呼吸の仕方と想い方
『好き』も『愛してる』も『可愛い』も『綺麗』も『一番』も、オレにとっては彼女の為に覚えた言葉だった。
オレの知らない男にそう言われて彼女が照れくさそうに笑う。幼い頃のオレはただその表情が見たかっただけなのだ。
だが、オレが真似して、拙い言葉で愛を表現する度、彼女は、それとは違う笑みを浮かべた。
彼女はオレを好きではなかった。いや、好きではなかったんじゃなく、オレは寧ろ、彼女に嫌われていたのかもしれない。
中学に上がった頃には、オレは、高校二年生になった彼女とはほとんど話さなくなっていた。
彼女がオレを避け始めたのか、オレが彼女を避け始めたのか、どっちだったかは覚えていない。だが、多分後者だったと思う。
しかし、それより、彼女がマンションから越して行ったのが大きいだろう。引っ越した先は、歩いてすぐの近所だったが、それでも、行動範囲の違いから顔を合わせなくなり、しばらくすると、顔を合わせても、お互い挨拶すらしなくなった。
それが久々に会話する事になったのは、オレが中学三年のときの事。道でたまたま出くわしたときのことだ。
その頃にはもうオレはシニアに入っていて、一番悪かった時期と比べれば、まだまともに人の話を聞くようになっていた。はず、だった。

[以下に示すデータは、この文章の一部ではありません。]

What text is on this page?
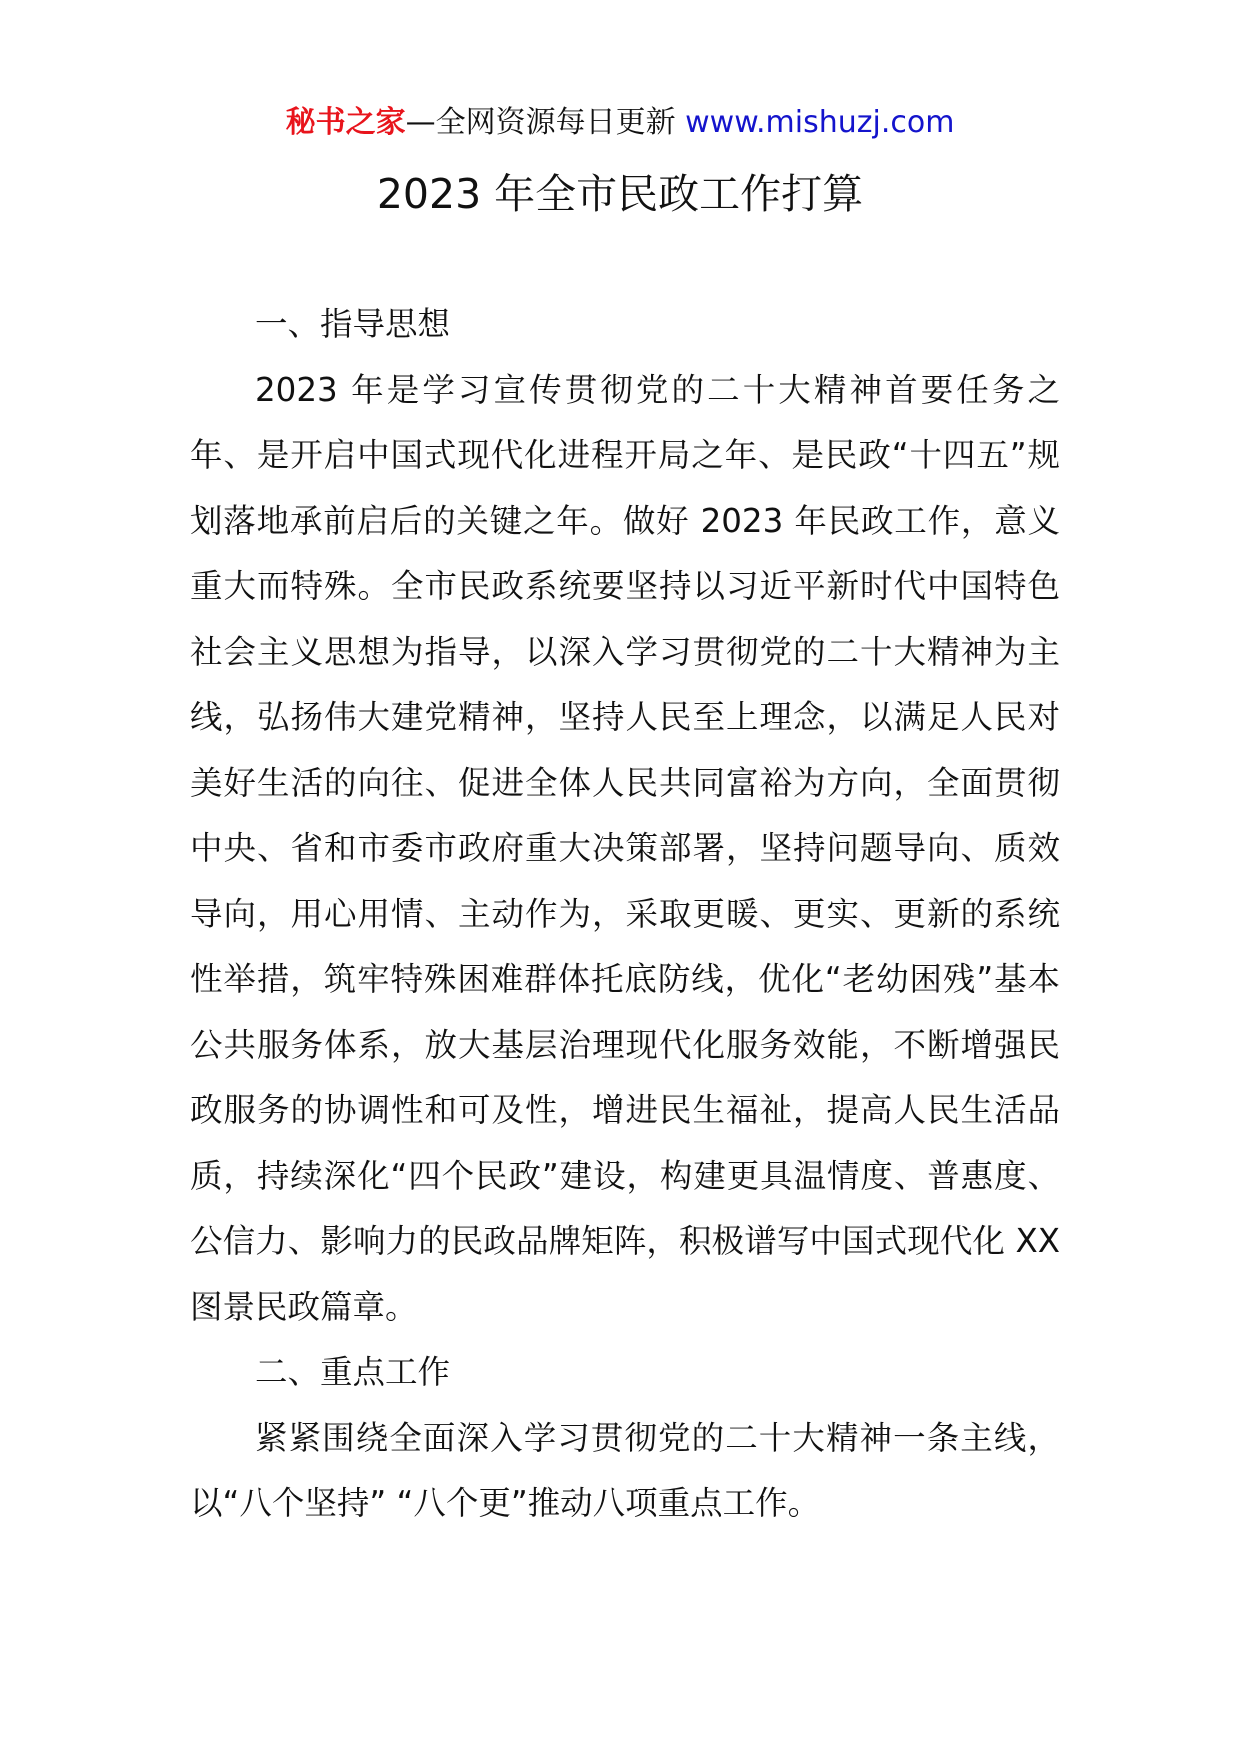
秘书之家—全网资源每日更新 www.mishuzj.com
2023 年全市民政工作打算

一、指导思想

2023 年是学习宣传贯彻党的二十大精神首要任务之年、是开启中国式现代化进程开局之年、是民政“十四五”规划落地承前启后的关键之年。做好 2023 年民政工作，意义重大而特殊。全市民政系统要坚持以习近平新时代中国特色社会主义思想为指导，以深入学习贯彻党的二十大精神为主线，弘扬伟大建党精神，坚持人民至上理念，以满足人民对美好生活的向往、促进全体人民共同富裕为方向，全面贯彻中央、省和市委市政府重大决策部署，坚持问题导向、质效导向，用心用情、主动作为，采取更暖、更实、更新的系统性举措，筑牢特殊困难群体托底防线，优化“老幼困残”基本公共服务体系，放大基层治理现代化服务效能，不断增强民政服务的协调性和可及性，增进民生福祉，提高人民生活品质，持续深化“四个民政”建设，构建更具温情度、普惠度、公信力、影响力的民政品牌矩阵，积极谱写中国式现代化 XX 图景民政篇章。

二、重点工作

紧紧围绕全面深入学习贯彻党的二十大精神一条主线，以“八个坚持” “八个更”推动八项重点工作。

「オレはもう、アンタのことなんて全然好きじゃありませんから」
何故だか、思わず、オレは唐突にそう言ってしまった。
彼女はただ、久しぶりだねと挨拶してくれただけだったのに。
泣きそうだった。オレが言ったにも関わらず、オレが。
「そっか」
急になに?と訊ねることもなく、オレをバカだと笑い飛ばすこともなく、彼女は納得するようなセリフを溜め息のように吐いた。
「それは、とても残念だ」
オレの言葉に続きを求めることなく、そうやって会話に終止符をうつと、彼女は一人、オレの隣をすり抜けて、目的の場所へと歩を進める。
振り返っても、もう背中しか見えない。
すれ違い様に聞こえた呼吸の音が耳に残り、頭に反響して。
ただ、半狂した。
「私は好きだよ」
その約二年後。久しぶりに顔を合わせた彼女は、唐突にそう言った。
オレに何も言わせまいとでも言うように、会ってすぐに、間髪入れずに。
今度はたまたま会ったわけではなかった。彼女はオレに会いに来ていた。
ここに。県営大宮公園球場に。
「慰めですか」
「違うよ」
今は帰りのバスに乗る直前で、バスの中からオレを呼ぶ声が聞こえる。
「あー、呼ばれてるんで」
「うん。そうみたいだね。じゃあね」
あっさりとオレを解放した彼女。本気なのかはさっぱりわからない。ぐるぐると回る思考回路。思い出すのは彼女の息遣い。
何度も同じ空気を吸って吐いているみたいに気持ちが悪い。酸素が足りない。
バスに乗り込み、倒れこむように座席に着くと、後ろに座っていた先輩に大丈夫かと声を掛けられた。緊張の糸が今更切れたのだと言い訳をして、左手でオレは真っ赤になっているであろう顔を隠す。
彼女は、こんな、同じ気持ちで愛の言葉を吐き出したのだろうか、あんなに淡々と。
オレが、ただ想うだけのことにこんなに酸素を使っているのを彼女はきっと知らない。
2011/03/03
二息歩行のイメージで書きました。あくまでもイメージです。
てかアフタが消えたせいで榛名の座席とかの確認がね、単行本読んでからきっと直します。